Orangetown Supervisor Andy Stewart's proposed budget for 2013 calls for a 9.19% increase, but he has called that a work in progress.
The other members of the Orangetown town board offered their own ideas for the upcoming year and beyond at Tuesday's town board meeting, including the idea of selling the town's sewer department and eliminating the position of Orangetown Receiver of Taxes in 2014.
"These ideas are food for thought," Councilman Paul Valentine said. "They are some ideas we'd like to consider going after, especially the bigger ideas of possibly selling the sewer department and eliminating the receiver of taxes.
"A 9.19 percent increase is a lot for town residents. Everybody is feeling the pinch. We're trying to keep it affordable. Andy worked hard getting it down to 9.19, but we have to get it below."
"I'm impressed," Stewart said. "It's great to hear so many good ideas flowing. We definitely have to do our homework on a number of these. We can't turn a big ship on a dime. We have to plan several years out."
Stewart began the budget discussion by calling for the board to set a public hearing regarding exceeding the state-mandated two percent tax cap for Oct. 23. The council voted unanimously to set the hearing. The town board would have to vote to modify town law to allow a budget exceeding the cap to be passed. A similar measure was defeated during the 2012 budget process.

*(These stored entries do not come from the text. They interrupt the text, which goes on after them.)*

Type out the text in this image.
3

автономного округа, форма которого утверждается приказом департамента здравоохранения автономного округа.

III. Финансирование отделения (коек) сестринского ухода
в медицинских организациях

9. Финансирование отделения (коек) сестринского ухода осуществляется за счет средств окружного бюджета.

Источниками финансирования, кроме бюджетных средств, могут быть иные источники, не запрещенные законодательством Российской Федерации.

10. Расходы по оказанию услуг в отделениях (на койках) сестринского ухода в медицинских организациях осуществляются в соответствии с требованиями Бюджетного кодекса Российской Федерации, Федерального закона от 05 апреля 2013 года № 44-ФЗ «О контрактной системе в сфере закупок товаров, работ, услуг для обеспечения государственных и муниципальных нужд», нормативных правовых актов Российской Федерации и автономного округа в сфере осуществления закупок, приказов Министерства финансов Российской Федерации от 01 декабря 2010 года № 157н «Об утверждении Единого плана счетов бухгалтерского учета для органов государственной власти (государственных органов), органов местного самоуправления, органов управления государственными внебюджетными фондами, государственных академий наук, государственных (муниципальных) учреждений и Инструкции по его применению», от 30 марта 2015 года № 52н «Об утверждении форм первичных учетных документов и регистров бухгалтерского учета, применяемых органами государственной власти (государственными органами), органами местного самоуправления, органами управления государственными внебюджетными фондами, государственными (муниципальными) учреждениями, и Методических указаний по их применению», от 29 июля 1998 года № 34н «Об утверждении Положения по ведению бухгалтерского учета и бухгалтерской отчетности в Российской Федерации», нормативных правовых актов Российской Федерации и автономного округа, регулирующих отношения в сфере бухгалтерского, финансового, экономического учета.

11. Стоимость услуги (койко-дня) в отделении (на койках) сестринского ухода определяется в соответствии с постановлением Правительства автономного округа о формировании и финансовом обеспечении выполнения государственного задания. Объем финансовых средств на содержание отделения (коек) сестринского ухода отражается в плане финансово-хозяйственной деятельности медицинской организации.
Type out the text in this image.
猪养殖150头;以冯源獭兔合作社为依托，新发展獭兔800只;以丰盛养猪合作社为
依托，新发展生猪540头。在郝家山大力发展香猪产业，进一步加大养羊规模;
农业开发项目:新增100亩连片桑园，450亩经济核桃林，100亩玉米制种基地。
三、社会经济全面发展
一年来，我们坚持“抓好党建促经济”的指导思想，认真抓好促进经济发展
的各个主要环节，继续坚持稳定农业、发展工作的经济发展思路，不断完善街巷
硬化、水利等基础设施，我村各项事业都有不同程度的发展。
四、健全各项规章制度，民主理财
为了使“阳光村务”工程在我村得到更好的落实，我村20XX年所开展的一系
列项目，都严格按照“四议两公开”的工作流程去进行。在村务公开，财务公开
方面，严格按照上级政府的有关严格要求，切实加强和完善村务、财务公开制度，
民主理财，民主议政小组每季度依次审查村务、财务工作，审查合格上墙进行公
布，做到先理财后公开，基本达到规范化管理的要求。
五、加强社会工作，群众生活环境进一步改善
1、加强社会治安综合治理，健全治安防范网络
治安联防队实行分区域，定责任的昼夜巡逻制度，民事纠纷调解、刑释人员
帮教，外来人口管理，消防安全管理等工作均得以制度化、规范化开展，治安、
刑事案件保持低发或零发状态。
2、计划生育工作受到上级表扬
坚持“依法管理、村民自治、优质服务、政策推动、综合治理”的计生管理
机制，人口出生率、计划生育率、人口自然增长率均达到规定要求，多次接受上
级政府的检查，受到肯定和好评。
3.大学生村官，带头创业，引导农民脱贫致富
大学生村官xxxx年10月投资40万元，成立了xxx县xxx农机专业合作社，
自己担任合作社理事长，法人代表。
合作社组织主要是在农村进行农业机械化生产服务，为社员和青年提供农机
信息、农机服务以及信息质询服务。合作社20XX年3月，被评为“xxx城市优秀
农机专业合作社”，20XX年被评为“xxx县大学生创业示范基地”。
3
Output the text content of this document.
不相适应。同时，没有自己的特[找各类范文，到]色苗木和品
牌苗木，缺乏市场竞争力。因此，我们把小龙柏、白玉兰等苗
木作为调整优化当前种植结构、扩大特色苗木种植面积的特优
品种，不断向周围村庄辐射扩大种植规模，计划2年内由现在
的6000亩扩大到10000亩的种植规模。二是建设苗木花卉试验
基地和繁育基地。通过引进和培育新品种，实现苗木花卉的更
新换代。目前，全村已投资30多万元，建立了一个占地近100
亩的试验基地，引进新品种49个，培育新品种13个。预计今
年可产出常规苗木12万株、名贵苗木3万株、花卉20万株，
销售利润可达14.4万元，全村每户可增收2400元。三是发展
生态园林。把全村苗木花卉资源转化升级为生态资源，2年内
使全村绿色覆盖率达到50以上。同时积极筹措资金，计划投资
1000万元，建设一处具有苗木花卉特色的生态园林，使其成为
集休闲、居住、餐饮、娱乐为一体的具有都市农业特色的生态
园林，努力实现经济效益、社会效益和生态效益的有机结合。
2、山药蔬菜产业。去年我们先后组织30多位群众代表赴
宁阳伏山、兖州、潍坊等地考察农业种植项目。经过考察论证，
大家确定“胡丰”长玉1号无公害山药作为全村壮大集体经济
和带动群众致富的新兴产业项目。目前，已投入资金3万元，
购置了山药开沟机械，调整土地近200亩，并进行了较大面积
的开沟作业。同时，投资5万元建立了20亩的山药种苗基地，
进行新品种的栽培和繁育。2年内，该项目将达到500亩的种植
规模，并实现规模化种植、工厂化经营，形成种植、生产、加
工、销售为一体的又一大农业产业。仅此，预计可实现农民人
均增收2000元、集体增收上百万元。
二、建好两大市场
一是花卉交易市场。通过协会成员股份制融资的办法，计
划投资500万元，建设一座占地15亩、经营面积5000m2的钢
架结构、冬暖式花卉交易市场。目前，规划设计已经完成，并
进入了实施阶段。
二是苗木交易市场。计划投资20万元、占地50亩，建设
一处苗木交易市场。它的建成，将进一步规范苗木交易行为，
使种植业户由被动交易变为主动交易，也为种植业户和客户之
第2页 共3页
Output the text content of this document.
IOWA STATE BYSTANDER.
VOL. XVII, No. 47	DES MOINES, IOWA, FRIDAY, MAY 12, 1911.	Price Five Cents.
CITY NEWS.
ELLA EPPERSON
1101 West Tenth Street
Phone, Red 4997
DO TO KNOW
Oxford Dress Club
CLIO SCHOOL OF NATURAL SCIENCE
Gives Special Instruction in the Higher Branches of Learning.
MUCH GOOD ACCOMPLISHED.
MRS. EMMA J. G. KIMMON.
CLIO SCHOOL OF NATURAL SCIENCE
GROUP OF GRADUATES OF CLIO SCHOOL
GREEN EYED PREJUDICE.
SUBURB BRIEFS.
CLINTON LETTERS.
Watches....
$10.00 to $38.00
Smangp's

Stewart said it would be a miracle for the 2013 budget to come in under the cap.
"The final budget is due Nov. 7, with the state deadline Nov. 20. I think it is likely the town will want to adopt a budget that exceeds the two percent tax cap," Stewart said. "What seems to make the most sense is to set the time schedule now so we don't end up with things piled on top of each other at the end of the budget process."
All Tuesday's vote did was set the hearing. Even would approve a measure giving itself the ability to exceed the cap, the final decision would not be made until the 2013 budget is adopted.
"With 9.19%, it appears we're probably going to have to (go over the cap0), but we're still working on getting the budget down lower."
Budget Proposals, Cuts
Diviny and Valentine read from a list of ideas put together by the rest of the council. At the top was the idea of selling the Orangetown Department of Environmental Management and Engineering (DEME, also known as the sewer department) to the Rockland County Sewer District. Diviny said he discussed this option with members of the Rockland County Legislature and found that there is interest.
They also raised the possibility of getting rid of the office of Receiver of Taxes currently held by Bob Simon, moving those duties to the town clerk's office. This would have to go to a public vote and the idea would be to put it on the ballot in 2014.
Regarding the Orangetown Police Department, Diviny said the town should not buy any new police cars in 2013 and should cut all training not required for certifications, but the budget would call for 83 police officers to ensure the department does not drop below 80 during 2013. Diviny said the potential cuts in services and rise in response times if the number of officers dropped below 80 was unacceptable.
"We need the police on the street, at least 80 officers," Diviny said.
Among other suggestions were:
- Eliminating the use of town cars for employees unless contractually obligations require them.
- Add a $10 fee at the Orangetown Highway Department's drop-off center rather than cut the program.
- Reduce conferences and classes for other town departments
- Eliminate one court constable in the Orangetown Justice Court.
- Consider one-week furloughs for town employees to help avoid layoffs.
Broadacres Debate Continues
Residents continued to speak against Stewart's proposal to close Broadacres Golf Course as part of the 2013 budget. The primary argument raised Tuesday was that Broadacres is one of the few recreational activities geared toward Orangetown's seniors.
"(The possible closing) is very upsetting to myself and to my fellow golfers," said May Krieder of Pearl River. "We're mostly retired seniors who have given an awful lot to this town.
"The only real adult or senior recreational facility we have is Broadacres. It is a place we can golf without worrying about our handicaps. We can't go to Blue Hill. Our handicaps are too high. I won't tell you mine. After being here for 42 years and giving my all to this town and county, the only thing we have is a nice place we can play nine holes of golf."
Melanie Powell of Clarkstown, who is vice president of a ladies league at Broadacres, said the facility also offers a better opportunity for charitable events, including a recent fundraiser for breast cancer.
"Where will the golf outings we raise money for breast cancer at be played?"
Orangetown resident Pat McAndrews said. "I'm a simple girl, Mr. Supervisor, and I'm having a hard time understanding how closing Broadacres will help the financial problems of Orangetown."